5 cabbies cheated of their fares a day
150 cases of taxi fare evasion are reported every month, says Transport Minister. Cabbies say:
He turned violent after a cabby confronted him over an unpaid fare, and it eventually took several policemen to subdue him.
The cabby had approached the passenger for the payment, but he turned around and threw some notes and coins on the ground.
When the cabby, who appeared to be in his 60s, tried to pass him the change and receipt for the ride, the 25-year-old replied: "You said I want to run away, right? I give you, lah, all I have. You want to aggravate me right?"
Then he launched into a profanity-laden tirade.
A video of the ruckus, which happened on Sunday morning (Nov 6), was uploaded on Facebook page Connextaxi.
It was taken by a resident living near Block 868, Woodlands Street 83, where the incident took place.
The passenger became so agitated that he eventually had to be pinned down by five policemen.
A police spokesman confirmed that the man was arrested for disorderly behaviour, and investigations are ongoing.
Yesterday, Minister for Transport Khaw Boon Wan told Parliament that every month, there are 150 taxi fare evasion cases out of 700,000 taxi trips.
And these are only the cases that are reported to taxi operators.
Cases that involve unidentified fare evaders - which are harder to resolve - make up 65 per cent, he said, in reply to Nominated Member of Parliament Randolph Tan.
Mr Khaw said: "LTA (Land Transport Authority) was able to recover fares for about half of all cases referred to it for investigation.
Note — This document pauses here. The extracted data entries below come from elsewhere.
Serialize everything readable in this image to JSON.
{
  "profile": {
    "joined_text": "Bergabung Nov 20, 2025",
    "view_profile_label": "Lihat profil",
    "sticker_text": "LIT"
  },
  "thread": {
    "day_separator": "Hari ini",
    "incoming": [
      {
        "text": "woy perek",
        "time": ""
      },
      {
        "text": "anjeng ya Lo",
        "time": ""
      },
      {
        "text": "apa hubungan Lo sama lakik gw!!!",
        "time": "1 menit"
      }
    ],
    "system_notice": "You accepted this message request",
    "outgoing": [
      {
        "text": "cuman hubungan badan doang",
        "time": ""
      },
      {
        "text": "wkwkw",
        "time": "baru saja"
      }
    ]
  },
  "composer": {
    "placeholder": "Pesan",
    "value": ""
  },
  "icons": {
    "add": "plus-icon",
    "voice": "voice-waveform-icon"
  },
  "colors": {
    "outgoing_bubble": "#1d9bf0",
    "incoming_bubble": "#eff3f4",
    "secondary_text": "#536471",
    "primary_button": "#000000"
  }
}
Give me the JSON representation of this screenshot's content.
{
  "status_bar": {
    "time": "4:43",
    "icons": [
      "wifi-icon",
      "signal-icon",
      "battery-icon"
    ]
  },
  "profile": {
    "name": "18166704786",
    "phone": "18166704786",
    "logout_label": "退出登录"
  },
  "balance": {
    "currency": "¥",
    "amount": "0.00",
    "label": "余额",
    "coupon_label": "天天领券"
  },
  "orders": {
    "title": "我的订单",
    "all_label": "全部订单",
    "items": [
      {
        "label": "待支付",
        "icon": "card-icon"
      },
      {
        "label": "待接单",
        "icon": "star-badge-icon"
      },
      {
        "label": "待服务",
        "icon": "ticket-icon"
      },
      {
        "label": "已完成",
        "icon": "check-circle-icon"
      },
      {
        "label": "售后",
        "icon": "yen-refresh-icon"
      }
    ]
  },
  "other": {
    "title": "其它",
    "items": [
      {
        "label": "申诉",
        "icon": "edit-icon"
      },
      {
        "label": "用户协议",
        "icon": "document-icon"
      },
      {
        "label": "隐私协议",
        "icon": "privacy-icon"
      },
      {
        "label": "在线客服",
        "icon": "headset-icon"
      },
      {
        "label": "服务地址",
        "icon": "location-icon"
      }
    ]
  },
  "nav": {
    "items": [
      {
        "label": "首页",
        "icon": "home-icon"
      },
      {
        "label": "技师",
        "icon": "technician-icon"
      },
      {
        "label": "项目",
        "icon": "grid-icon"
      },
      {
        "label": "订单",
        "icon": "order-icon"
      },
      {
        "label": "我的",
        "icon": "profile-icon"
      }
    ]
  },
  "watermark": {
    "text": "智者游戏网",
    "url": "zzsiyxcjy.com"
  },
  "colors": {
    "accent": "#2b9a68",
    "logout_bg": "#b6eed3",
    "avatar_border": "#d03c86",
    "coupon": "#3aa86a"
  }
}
To further deter fare evasion, we introduced higher penalties for fare evaders in May this year.
"If found guilty, fare evaders are liable to a fine of up to $1,000 for first-timers, while subsequent offenders may be fined up to $2,000, or jailed up to six months, or both.
"It is also mandatory for offenders to make restitution payment to taxi drivers."
When asked if the authorities could help the cabbies directly, he said that though the Government sympathised with the drivers, the taxi operator should bear the primary responsibility.
Fare evasion is something Mr Joseph Ho, 56, who has been a cabby for over a decade, is familiar with.
One passenger gave Mr Ho his wallet as "insurance" to wait for him while he went into his home to get money to pay for the ride, Mr Hotold The New Paper.
"But when I opened the wallet, there was only paper inside, nothing else. I shouted at him. Luckily there were people walking around and they heard me. The passenger was very embarrassed.
"I told him, 'Boy, come and see your wallet. Why did you give me this kind of wallet?' Only then did he pull out another wallet from his other pocket," said Mr Ho.
In another incident, an inebriated young man said he left his wallet with his friend. Then he said he would withdraw money from an ATM.
Finally, he said he would go home to get the money, but the passenger never returned. After 15 minutes, Mr Ho went to look for him.
"I saw him on a balcony on the third storey (of his block), so I went up and knocked on all the doors on that floor...
"One of them was the right one and the door was answered by the passenger's mother. The passenger then ran out, saying he forgot to grab the money. His mother tried to tip me (for the trouble caused), but I just took the actual fare from her. I told her to tell her son not to cheat next time," said Mr Ho.
He added with a chuckle: "When you have driven for more than 10 years, this is what you get."
When such incidents occur, another cabby, Mr Jason See Toh, said he feels a mix of anger and helplessness.
Mr See Toh, 54, said: "We feel cheated, definitely, and upset. But it's part and parcel of driving. What can we do? It's easier to just let it go and move on.
"We can choose to report it to the police but it takes very long, especially if we don't know who the fare evader is. It's not worth it."
"LTA was able to recover fares for about half of all cases (of taxi fare evasion) referred to it for investigation. To further deter fare evasion, we introduced higher penalties for fare evaders in May this year."